I’ve been puzzled by the popularity of the game Guitar Hero, for what seems to me like obvious reasons. It’s like karaoke minus the trouble of having to hear the sounds you make. If you want a more interactive way to enjoy music, why not dance, or play air guitar? Or better yet, if holding a guitar appeals to you, why not try actually learning how to play? For the cost of an Xbox and the Guitar Hero game, you can get yourself a pretty good guitar. I assume I am missing the point of it, the competitive thrill, but I can’t help but feel that Guitar Hero (much like Twitter) would have been utterly incomprehensible to earlier generations, that it is a symptom of some larger social refusal to embrace difficulty…A society that requires such short cuts and preemptive blows in the name of the short-attention span surely must be deeply broken, our progenitors probably would have thought.
To take a trivial example, let’s say you decide you like psychedelic music and want to “master” it by having a deep familiarity with the genre. But then you stumble on the hardcore psych MP3 blogs, and you are probably at that point discouraged by the impossibility of ever catching up and listening to it all. There is simply too much that’s now available too readily. You might still download everything you can get your hands on—that costs nothing but disk space and a minimal amount of time—but you’ll never make significant use of the larger portion of what you acquire. Acquiring has supplanted inquisitive use as the self-realizing activity. You have become a collector of stuff as opposed to a master of psychedelic music.
This seems to happen generally, as what Elster calls “the marginal disutility of not consuming” grows stronger—i.e., we have a harder time giving up the thrill of novelty, of exposing ourselves to new things.

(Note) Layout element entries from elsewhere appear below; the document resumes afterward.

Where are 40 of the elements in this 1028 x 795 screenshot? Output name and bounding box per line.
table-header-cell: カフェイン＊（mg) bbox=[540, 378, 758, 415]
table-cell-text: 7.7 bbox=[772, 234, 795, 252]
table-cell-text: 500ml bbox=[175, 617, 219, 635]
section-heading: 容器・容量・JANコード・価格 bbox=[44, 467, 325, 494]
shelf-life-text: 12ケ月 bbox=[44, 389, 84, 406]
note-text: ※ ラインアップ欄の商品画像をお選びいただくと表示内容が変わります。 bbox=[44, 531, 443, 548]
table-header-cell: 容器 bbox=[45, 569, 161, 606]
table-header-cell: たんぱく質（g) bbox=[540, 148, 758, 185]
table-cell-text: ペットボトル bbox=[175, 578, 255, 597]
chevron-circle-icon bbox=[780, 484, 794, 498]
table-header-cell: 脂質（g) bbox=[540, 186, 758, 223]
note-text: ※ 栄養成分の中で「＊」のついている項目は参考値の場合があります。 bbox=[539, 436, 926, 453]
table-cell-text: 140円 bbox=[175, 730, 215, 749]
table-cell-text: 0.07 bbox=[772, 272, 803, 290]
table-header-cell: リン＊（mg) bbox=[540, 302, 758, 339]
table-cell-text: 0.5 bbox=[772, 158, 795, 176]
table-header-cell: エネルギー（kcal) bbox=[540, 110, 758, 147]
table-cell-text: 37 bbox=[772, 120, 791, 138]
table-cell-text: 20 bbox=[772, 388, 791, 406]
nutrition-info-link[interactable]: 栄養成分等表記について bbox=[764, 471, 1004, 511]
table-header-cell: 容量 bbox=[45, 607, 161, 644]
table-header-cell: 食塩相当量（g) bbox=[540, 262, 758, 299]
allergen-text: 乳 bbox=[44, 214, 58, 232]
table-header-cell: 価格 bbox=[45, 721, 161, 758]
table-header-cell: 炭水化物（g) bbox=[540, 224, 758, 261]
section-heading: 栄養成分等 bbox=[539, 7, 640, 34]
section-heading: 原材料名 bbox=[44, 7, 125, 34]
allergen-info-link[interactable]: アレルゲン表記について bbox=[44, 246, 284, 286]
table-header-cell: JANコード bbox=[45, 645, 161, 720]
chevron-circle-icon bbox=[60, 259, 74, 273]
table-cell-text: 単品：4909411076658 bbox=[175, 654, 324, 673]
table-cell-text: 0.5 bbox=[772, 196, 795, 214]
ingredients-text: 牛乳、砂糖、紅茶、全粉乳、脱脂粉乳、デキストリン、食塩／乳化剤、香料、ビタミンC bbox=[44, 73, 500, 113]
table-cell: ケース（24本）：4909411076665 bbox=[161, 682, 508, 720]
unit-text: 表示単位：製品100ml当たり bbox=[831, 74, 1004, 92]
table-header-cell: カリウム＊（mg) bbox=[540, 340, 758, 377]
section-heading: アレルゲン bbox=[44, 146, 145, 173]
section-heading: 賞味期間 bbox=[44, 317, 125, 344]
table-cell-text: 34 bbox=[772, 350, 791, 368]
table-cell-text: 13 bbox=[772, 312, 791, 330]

We end up collecting things rather than knowing them, and we display our collections in the hopes that others will recognize us as though we actually do know them.
Dilettantism is a perfectly rational response to the hyperaccessibility of stuff available to us in the market, all of which imposes on us time constraints where there was once material scarcity. These time constraints become more itchy the more we recognize how much we are missing out on (thanks to ever more invasive marketing efforts, often blended in to the substance of the material we are gathering for self-realization). We opt instead for “diversity,” and begin setting about to rationalize the preferability of novelty even further, abetted by the underlying message of much our culture of disposability. Concentration takes on more of the qualities of work—it becomes a disutility rather than an end vis-a-vis the stuff we acquire. If something requires us to concentrate, it costs us more and forces us to sacrifice more of the stuff we might otherwise consume. In other words, consumerism makes the will and ability to concentrate seem a detriment to ourselves. The next thing you know, everyone touts Guitar Hero as a reasonable substitute for guitar playing and mocks the fuddy-duddy nabobs of negativism who are still hung up on the difference.